To review, the HIPAA privacy rule requires covered entities, which include group health plans and insurers, to enter a written agreement with a plan service provider before sharing protected health information (PHI) with them. PHI is any individually identifiable health information maintained or transmitted in any form or media, whether electronic, paperĀ or oral. The written business associate agreement (BAA) is designed to ensure the plan service provider (i.e., business associate) will appropriately safeguard PHI and only use or disclose PHI for permissible purposes.
Importantly, the HIPAA privacy and security requirements, including the BAA, apply only to health plans and not to all welfare benefit plans. A health plan is an individual or group plan that provides (or pays the cost of) medical care.
Major medical plans, dental and vision plans, health FSAs and HRAs are health plans that must comply with the HIPAA privacy and security rules. There is no exception for governmental, church and retiree health plans.
By contrast, plans providing only certain incidental coverage for nonmedical benefits, such as accident-only, workers' compensation, disability income, or life insurance coverage, are exempt from the HIPAA privacy and security rules. Similarly, stop-loss coverage is typically not health insurance because it does not pay for medical care. Additionally, an ERISA-exempt HSA program is likely not considered to be a health plan subject to HIPAA's privacy and security requirements.
With a fixed indemnity (e.g., hospital indemnity) or specific illness (e.g., cancer insurance) policy, the particular coverage terms must be reviewed. Generally, coverage that pays a flat amount per day for hospitalization or illness without regard to medical services received is not considered to be a health plan.
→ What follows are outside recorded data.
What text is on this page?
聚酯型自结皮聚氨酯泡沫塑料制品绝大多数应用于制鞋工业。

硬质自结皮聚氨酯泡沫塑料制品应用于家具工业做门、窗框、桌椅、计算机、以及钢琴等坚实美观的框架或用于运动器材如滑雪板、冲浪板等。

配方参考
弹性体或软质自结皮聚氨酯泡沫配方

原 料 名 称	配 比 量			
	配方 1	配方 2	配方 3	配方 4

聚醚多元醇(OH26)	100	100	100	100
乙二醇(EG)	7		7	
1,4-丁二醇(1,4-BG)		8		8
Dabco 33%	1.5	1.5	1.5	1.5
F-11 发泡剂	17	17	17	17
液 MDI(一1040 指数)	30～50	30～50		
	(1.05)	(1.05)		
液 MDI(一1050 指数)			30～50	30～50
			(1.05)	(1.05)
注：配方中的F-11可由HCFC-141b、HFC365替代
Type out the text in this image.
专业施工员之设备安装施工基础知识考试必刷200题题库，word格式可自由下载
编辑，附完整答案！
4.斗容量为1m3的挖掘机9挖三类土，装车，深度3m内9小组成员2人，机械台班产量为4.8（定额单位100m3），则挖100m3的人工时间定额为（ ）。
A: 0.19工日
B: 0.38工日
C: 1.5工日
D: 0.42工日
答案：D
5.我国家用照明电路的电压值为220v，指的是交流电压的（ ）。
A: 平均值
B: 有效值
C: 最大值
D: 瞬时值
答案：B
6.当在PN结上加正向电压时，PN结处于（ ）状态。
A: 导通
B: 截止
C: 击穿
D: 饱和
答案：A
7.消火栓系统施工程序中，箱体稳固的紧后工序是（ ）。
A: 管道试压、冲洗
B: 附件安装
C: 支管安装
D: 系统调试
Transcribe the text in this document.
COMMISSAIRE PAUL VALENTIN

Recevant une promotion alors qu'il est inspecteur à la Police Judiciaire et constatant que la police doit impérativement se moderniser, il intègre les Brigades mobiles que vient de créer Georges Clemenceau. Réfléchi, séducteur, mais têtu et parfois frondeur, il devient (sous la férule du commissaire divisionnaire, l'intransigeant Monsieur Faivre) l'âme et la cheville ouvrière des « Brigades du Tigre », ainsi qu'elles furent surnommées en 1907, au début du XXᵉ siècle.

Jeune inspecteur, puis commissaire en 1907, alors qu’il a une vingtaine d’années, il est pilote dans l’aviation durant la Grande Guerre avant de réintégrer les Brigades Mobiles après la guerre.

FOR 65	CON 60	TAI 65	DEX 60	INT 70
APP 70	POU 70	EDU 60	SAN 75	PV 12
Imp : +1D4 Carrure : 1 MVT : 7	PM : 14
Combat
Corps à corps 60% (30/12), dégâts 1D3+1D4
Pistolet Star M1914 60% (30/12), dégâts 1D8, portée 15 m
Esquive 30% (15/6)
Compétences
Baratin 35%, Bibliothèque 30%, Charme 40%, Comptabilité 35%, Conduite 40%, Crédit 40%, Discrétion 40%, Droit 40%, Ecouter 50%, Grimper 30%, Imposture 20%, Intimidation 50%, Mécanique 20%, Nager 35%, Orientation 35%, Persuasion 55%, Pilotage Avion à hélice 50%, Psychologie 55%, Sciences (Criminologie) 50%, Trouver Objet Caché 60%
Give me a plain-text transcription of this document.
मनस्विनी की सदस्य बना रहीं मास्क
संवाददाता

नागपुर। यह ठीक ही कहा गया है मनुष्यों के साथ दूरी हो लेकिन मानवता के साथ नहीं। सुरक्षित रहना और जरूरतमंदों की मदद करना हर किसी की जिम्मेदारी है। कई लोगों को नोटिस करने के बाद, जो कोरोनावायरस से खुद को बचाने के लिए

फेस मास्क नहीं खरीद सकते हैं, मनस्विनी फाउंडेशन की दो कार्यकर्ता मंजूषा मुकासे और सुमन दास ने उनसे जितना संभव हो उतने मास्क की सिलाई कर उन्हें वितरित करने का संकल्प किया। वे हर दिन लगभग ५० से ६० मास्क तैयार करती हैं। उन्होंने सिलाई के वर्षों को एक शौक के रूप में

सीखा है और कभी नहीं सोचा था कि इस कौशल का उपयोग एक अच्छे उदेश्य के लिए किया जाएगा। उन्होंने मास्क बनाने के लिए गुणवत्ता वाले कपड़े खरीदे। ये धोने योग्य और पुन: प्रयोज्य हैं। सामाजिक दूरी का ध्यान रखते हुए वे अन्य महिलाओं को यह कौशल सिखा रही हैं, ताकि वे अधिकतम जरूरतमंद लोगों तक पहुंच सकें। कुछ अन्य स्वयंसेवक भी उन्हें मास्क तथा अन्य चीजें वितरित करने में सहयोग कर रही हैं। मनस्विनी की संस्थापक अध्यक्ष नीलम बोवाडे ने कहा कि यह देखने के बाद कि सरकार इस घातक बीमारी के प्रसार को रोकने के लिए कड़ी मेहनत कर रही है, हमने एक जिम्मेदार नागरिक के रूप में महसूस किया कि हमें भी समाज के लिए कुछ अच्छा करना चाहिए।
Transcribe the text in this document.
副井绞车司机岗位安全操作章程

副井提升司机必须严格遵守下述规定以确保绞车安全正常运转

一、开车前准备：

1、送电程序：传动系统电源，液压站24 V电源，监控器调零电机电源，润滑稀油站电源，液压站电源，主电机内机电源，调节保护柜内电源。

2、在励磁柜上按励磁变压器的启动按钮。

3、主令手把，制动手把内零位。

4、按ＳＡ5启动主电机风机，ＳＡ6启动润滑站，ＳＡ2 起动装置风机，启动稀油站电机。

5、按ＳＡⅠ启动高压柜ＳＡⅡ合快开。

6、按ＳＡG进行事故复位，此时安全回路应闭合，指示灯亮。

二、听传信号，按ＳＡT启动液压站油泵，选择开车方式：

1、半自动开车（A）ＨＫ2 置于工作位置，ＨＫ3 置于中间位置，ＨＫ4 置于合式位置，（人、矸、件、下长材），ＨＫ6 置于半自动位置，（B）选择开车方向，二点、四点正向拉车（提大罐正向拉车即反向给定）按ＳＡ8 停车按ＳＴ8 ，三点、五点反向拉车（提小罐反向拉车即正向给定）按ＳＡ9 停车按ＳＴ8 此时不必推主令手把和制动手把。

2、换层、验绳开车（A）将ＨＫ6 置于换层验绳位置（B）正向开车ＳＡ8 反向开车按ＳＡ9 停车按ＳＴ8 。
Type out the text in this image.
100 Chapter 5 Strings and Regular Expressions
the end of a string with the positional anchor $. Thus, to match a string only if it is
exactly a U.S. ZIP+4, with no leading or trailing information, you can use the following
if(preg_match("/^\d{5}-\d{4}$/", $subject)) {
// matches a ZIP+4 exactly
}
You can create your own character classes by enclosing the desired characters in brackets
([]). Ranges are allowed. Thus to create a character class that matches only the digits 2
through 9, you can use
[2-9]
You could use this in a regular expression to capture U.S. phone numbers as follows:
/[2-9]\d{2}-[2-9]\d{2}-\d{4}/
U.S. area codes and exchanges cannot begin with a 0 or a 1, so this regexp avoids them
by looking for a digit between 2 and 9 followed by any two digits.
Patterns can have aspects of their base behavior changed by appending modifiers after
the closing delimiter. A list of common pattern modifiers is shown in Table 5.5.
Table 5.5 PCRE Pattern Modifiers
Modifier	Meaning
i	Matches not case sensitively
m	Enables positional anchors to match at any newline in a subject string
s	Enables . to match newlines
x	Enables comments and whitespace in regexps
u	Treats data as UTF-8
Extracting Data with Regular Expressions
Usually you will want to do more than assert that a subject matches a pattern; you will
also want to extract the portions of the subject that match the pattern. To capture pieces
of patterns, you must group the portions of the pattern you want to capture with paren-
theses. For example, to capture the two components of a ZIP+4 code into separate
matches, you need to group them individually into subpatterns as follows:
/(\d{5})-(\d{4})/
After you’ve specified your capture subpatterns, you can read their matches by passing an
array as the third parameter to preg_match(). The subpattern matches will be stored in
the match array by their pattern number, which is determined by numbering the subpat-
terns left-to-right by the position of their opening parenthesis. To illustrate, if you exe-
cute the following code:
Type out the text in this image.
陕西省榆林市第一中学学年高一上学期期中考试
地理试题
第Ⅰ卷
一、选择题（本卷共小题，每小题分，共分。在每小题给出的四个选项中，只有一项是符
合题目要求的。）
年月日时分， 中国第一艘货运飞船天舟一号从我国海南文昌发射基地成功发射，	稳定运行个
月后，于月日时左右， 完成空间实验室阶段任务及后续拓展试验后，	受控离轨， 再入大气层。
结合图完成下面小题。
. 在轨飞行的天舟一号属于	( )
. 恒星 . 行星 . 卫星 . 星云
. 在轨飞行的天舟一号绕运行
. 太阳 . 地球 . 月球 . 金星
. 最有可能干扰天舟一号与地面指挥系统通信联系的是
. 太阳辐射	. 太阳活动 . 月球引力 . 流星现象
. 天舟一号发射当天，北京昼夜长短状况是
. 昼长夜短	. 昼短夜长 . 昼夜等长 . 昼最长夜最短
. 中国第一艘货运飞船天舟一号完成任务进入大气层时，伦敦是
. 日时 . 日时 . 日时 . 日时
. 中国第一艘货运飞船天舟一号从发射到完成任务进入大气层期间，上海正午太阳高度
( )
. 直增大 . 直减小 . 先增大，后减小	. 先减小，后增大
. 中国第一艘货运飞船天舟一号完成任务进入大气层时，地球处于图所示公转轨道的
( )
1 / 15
However, policies that provide reimbursement based on the medical care received likely are health plans subject to HIPAA privacy and security rules.
A wellness program included as part of the major medical plan or a stand-alone wellness program providing medical care (e.g., medical testing with individual results) would normally be required to comply with HIPAA's privacy and security requirements. The same would be true for an employee assistance plan that provides mental health coverage (since that is medical care).
Accordingly, employers should review their various benefits carefully and determine which are health plans subject to the HIPAA privacy and security rules. Insurers and health plans that will be disclosing PHI to a plan service provider should enter a BAA with the service provider. Generally, the insurer would enter the BAA for a fully insured plan, and the employer/plan sponsor would enter the BAA on behalf of a self-insured plan.
However, if the benefit plan serviced is not a health plan, then a BAA would not be appropriate because the HIPAA privacy and security rules would not be implicated. Rather, for non-health plans that will be disclosing confidential data to a plan service provider, the parties could consider entering a nondisclosure or confidentiality agreement.
Of course, employers are always advised to consult with their legal counsel for specific advice and guidance regarding any contractual agreements (including BAAs and nondisclosure or confidentiality agreements).